Anticipating Changes

Another common technique is to anticipate the next chord by preparing it with a leading chord. If you remember above we discussed the pull of the V – I movement, this means we can prepare for the next chord using it’s V chord or a diminished or half-diminished passing chord.

Let’s look at (probably) the most famous string of eight notes there has ever been; jazz cliche The Lick (which you can read more about here, from Ethan Hein’s blog).

Here’s the lick in A minor (the relative minor key to C major), pretty simple stuff.

Let’s start by using the V and i chords in A minor, E7 and A minor respectively. This gives the phrase natural bookends. If we chose another chord to finish on, it wouldn’t sound quite as compartmentalized, and needing additional notes or harmonies to finish it off.

We can build on this by preparing for the E7. In the key of E the V would be B, but since we’re in A minor let’s stick to the diatonic chords found in that key. The B chord in A minor is a Bº (B D F Ab), together this completes a ii V i progression in A minor.

Tritones

I’m going to cover tritone substitutions in a lot more depth elsewhere, but the principle is worth discussing. A tritone is an interval composed of three (tri) tones, or six semitones if you prefer to think of it that way. So the tritone of G would be Db, C would be Gb, B would be F, A would be Eb and so on.
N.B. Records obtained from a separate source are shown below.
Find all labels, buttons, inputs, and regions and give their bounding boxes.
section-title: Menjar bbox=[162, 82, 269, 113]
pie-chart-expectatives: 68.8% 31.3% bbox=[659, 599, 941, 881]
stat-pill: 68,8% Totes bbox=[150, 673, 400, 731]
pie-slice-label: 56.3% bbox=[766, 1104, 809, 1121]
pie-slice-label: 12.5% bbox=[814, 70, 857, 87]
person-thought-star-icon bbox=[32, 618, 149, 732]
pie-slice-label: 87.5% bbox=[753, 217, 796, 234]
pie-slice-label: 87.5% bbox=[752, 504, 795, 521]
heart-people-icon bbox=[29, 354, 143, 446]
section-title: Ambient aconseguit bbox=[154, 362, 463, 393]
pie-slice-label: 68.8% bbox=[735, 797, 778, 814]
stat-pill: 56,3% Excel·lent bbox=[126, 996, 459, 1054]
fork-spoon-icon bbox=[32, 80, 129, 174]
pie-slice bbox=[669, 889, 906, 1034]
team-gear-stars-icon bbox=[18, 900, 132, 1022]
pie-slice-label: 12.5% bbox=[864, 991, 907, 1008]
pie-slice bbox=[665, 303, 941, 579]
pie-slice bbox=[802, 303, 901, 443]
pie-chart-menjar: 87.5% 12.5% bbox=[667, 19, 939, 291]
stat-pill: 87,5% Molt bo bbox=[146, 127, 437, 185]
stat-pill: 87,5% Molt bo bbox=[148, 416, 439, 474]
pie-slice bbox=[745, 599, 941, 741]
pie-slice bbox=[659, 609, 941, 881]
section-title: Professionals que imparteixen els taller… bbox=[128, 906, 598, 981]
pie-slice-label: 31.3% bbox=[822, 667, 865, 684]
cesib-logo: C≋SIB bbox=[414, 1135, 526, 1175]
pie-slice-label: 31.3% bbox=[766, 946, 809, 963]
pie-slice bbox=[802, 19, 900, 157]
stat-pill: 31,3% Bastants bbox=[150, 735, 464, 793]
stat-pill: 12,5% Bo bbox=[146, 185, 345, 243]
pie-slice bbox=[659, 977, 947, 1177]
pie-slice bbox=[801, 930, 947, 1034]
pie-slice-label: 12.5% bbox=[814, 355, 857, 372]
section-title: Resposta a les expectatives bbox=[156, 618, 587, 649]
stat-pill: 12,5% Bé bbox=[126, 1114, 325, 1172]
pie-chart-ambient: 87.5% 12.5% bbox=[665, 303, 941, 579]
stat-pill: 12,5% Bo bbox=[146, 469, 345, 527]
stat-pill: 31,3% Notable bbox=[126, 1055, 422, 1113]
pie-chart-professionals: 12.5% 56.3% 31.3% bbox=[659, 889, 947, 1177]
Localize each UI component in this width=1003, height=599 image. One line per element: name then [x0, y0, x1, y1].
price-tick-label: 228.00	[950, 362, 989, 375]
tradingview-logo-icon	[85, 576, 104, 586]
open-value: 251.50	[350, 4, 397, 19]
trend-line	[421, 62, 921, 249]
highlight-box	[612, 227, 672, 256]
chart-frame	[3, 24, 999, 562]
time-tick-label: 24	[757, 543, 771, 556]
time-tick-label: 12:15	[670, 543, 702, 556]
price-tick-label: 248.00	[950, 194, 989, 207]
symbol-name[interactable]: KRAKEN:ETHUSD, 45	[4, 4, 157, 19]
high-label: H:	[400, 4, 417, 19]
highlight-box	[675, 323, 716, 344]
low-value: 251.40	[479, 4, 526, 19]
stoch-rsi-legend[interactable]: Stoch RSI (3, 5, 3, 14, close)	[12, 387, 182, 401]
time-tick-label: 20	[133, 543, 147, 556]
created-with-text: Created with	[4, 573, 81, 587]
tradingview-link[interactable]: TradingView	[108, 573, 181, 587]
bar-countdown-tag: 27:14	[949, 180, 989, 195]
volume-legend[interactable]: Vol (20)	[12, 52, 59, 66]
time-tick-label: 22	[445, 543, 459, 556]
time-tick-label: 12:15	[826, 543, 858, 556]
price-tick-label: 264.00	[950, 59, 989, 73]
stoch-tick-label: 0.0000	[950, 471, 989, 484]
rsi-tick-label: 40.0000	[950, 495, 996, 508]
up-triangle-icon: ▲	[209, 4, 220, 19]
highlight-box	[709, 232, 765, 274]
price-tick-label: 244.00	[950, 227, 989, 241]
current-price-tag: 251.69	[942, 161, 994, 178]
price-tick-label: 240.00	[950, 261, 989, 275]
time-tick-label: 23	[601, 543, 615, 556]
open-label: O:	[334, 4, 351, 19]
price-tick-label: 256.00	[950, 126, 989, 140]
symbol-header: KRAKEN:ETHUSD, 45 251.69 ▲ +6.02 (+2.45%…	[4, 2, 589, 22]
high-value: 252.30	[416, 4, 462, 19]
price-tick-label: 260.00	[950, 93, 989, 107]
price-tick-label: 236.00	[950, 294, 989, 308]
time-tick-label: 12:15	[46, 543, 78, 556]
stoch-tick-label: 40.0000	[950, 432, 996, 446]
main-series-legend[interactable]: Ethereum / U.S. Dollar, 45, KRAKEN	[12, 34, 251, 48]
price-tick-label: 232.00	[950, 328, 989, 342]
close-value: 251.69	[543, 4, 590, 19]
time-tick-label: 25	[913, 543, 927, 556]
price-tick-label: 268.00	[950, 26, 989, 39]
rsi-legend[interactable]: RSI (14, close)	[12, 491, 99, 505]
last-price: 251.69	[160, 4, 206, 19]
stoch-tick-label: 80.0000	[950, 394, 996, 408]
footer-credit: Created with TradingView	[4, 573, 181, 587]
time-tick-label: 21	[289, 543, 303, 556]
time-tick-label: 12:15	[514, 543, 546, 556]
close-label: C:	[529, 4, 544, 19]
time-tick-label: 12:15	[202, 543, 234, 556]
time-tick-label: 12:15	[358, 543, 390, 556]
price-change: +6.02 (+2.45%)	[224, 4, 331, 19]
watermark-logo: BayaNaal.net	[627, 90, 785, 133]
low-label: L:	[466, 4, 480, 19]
A common technique is to swap out the V chord in a ii V I progression with its tritone buddy, leaving you with a chromatic movement. In C major, we’d see D minor, G7, C major become D minor, Db7, C major.

This can be taken a step further, let’s look at a iii VI ii V I (E minor, A7, D minor, G7, C major), by substituting the A7 and G7 we are left with E minor, Eb7, D minor, Db7, C major. One Note Samba is a great example of this type of harmony:

Abide With Me

Now let’s apply a few of the above discussed harmonic techniques to something. I’ve taken the first eight bars to Abide with Me, as it’s not only a beautiful hymn but has some tasty chords. Here’s John Coltrane and Thelonious Monk’s Septet performing it in 1957:

Here’s the original changes in C major. Note our melody in relationships to the chords – it’s important note to drastically change the top line as it’s so powerful.

N.B I’m using the tenor suboctave clef on the bottom stave.

The first thing I’m going to do is fill it out with some jazzier voicings of the chords. All I’m doing is adding the seventh diatonic note of each chord (except in bar 8 where I’ve used the sixth note) and changing the inversion so the melody is on the top and the chord fills out underneath it.

I’ve snuck in a cheeky Bº chord in bar 3, leading from the G7 to the C∆. Bº is harmonically very close to the G7, in-fact you could interpret it is a G7(b9)/B if you wanted to.

In addition I’ve also anticipated the C chord in bar 7 with a G7, meaning we now have a ii V I progression before the D7 (V of G major) anticipates the final chord. We could have also substituted the G7 in bar 1 for an E7 which anticipates the A-7 in the next bar – as you can see, there’s a plethora of options.

N.B I’ve switched to the more conventional treble and bass clef.

Next I’m going to use diminished chords to join the dots, trying to channel my best Bill Evans. In bars 1 to 2, the Dº7 acts as a passing chord between the C∆/E  (C major 7 with an E in the bass, known as a slash chord) and the C6.

In bars 3 to 4 we use an Abº7 and cadence on the vi (A-9), which is sort of an interrupted or deceptive cadence (V – vi), as the Abº7 is a common substitution for G7. Bars 5 to 6 sees us start on an Eº7 (not something I often do), and the basslines leads diatonically to the F∆/A (E, F, G, A).

Lastly in bars 7 and 8 we use the same styled diatonic and chromatic movement to reach our goal of the new key, G major, preparing it with an F#º7.